“Fazes que fazes ou pões sementes a crescer?”
O Sérgio Godinho lançou um novo álbum, de seu nome Nação Valente, e, de entre as músicas que o compõem, lançou uma chamada: “Grão da mesma mó”, que tem uma frase que me despertou especialmente a consciência: “Fazes que fazes ou pões sementes a crescer?”. Passo então a explicar. Sou utilizadora assídua das redes sociais (Facebook, Instagram e Twitter), sendo que dou por mim a fazer inúmeras reivindicações no Facebook sobre temas que me interessam e que considero que estão errados ou que precisam de uma mudança. Mas é só isso. Reclamações e reivindicações numa rede social que passam pelos olhos de quem me segue e que caem no esquecimento no scroll infinito que todos fazemos.
Às vezes gostava que existisse um espírito coletivo de mobilização, e talvez seja a minha veia “revolucionária” a vir ao de cima, mas cada vez mais me incomodo comigo mesma (e com os outros) por sermos “tão treinadores de bancada”.

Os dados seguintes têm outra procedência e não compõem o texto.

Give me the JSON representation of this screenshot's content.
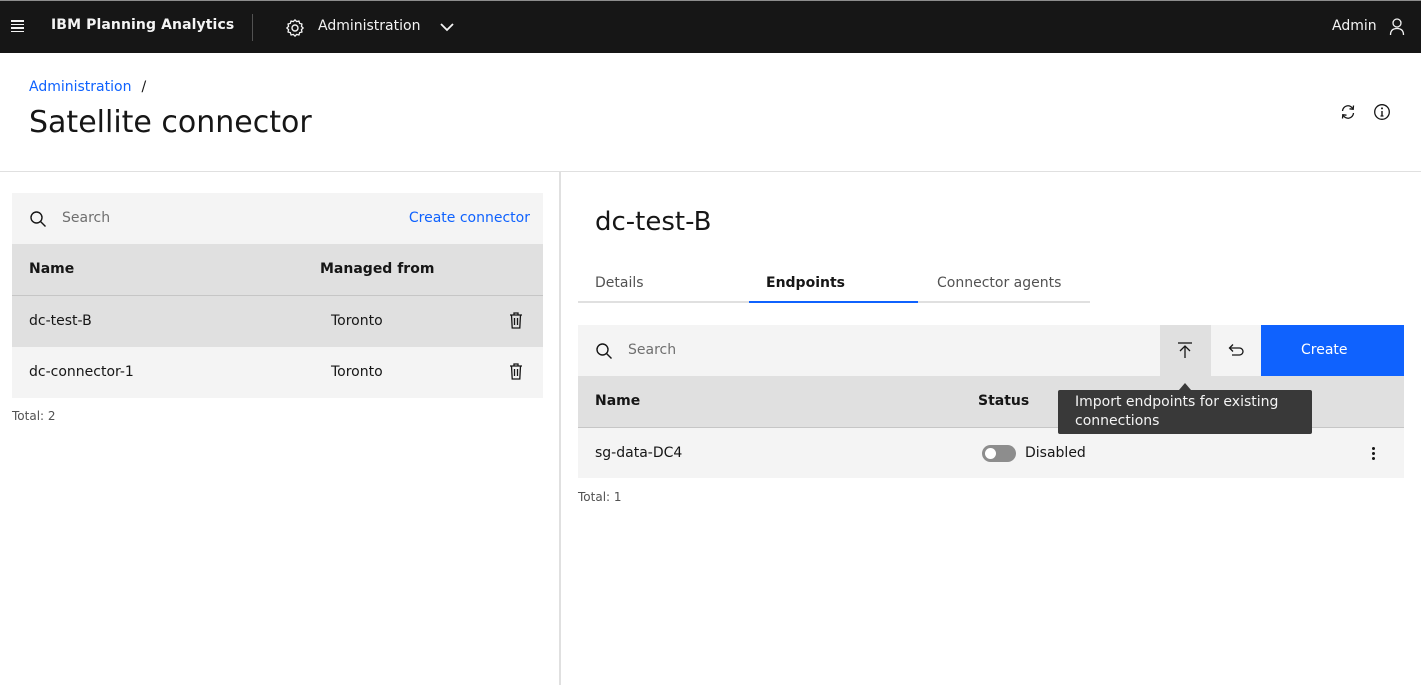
{
  "topbar": {
    "product_name": "IBM Planning Analytics",
    "area": "Administration",
    "user": "Admin"
  },
  "breadcrumb": {
    "parent": "Administration",
    "separator": "/"
  },
  "page_title": "Satellite connector",
  "connectors": {
    "search_placeholder": "Search",
    "create_link": "Create connector",
    "columns": [
      "Name",
      "Managed from"
    ],
    "rows": [
      {
        "name": "dc-test-B",
        "managed_from": "Toronto",
        "selected": true
      },
      {
        "name": "dc-connector-1",
        "managed_from": "Toronto",
        "selected": false
      }
    ],
    "total": "Total: 2"
  },
  "detail": {
    "title": "dc-test-B",
    "tabs": [
      {
        "label": "Details",
        "active": false
      },
      {
        "label": "Endpoints",
        "active": true
      },
      {
        "label": "Connector agents",
        "active": false
      }
    ],
    "endpoints": {
      "search_placeholder": "Search",
      "create_label": "Create",
      "columns": [
        "Name",
        "Status"
      ],
      "rows": [
        {
          "name": "sg-data-DC4",
          "status": "Disabled",
          "enabled": false
        }
      ],
      "total": "Total: 1",
      "tooltip": "Import endpoints for existing connections"
    }
  },
  "colors": {
    "accent": "#0f62fe",
    "topbar_bg": "#161616",
    "header_row_bg": "#e0e0e0",
    "field_bg": "#f4f4f4",
    "tooltip_bg": "#393939"
  },
  "icons": [
    "hamburger-icon",
    "gear-icon",
    "chevron-down-icon",
    "user-icon",
    "refresh-icon",
    "info-icon",
    "search-icon",
    "trash-icon",
    "import-icon",
    "undo-icon",
    "overflow-menu-icon"
  ]
}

Há dias em que caio no fatalismo de pensar que a nossa essência se está a perder paulatinamente. O individualismo e a ganância deste mundo acelerado movem-nos, é um facto, mas nunca nos podemos nem devemos esquecer de que fomos o povo que, entre outros feitos, conseguiu erguer uma revolução sem sangue. Derrubámos um regime ditatorial! E agora? Ainda me lembro da pujança daqueles movimentos sociais que surgiram durante o período da Troika… Onde estão esses movimentos? Onde estão as pessoas que trouxeram para a rua milhares de pessoas que reivindicavam os seus direitos? Voltámos a ser acomodados, pois existe um clima de uma aparente paz económica e social, que, na minha opinião, é temporária.
Com isto não quero dizer que, por cada assunto que nos chateie um pouco, devemos ir para a rua. Estou a querer dizer que estamos adormecidos e temos a ilusão de que fazemos muito quando na realidade mandamos uns bitaites atrás de um ecrã. Posso dar alguns exemplos que me são próximos diariamente: estou inserida num grupo aberto de Facebook da minha terra, Matosinhos. É raro o dia em que não aparece um post sobre algo que está mal na cidade. Ou é o lixo que não é recolhido devidamente, ou é uma árvore que já devia ter sido cortada, ou até mesmo queixas sobre estacionamento indevido, sobre o qual a polícia não atua. Uma infinidade de posts que na realidade não mudam nada. Quando muito agitam a consciência de quem os lê. Por sua vez, as assembleias municipais, onde existe espaço para discutir estes temas, normalmente estão vazias ou, se estão compostas, não há quem discuta com seriedade os temas. Outro exemplo que posso dar prende-se com o ativismo. Atrás de um computador, somos todos apoiantes de inúmeras causas (ambientalismo, feminismo), somos contra o racismo e xenofobia, a favor (ou contra) os refugiados, enfim, mais um sem fim de temáticas que defendemos afincadamente. Mas e na prática? São sempre as mesmas pessoas a dar a cara, são sempre as mesmas pessoas a organizar eventos, são sempre as mesmas pessoas a passar pela desilusão de: “nas redes sociais disseram que vinham “x” pessoas e só cá estão 5 ou 6”.
A minha proposta passa por tirarmos um pouco do nosso tempo, tentando imiscuir-nos em atividades/ núcleos ou grupos de trabalho ligados a temas que realmente gostemos ou que queremos ver mudados na sociedade. Deixemo-nos de bitaites que caem em saco roto. Afinal, muitos de nós só andam aqui a fazer que fazem e o importante é colocar sementes a crescer.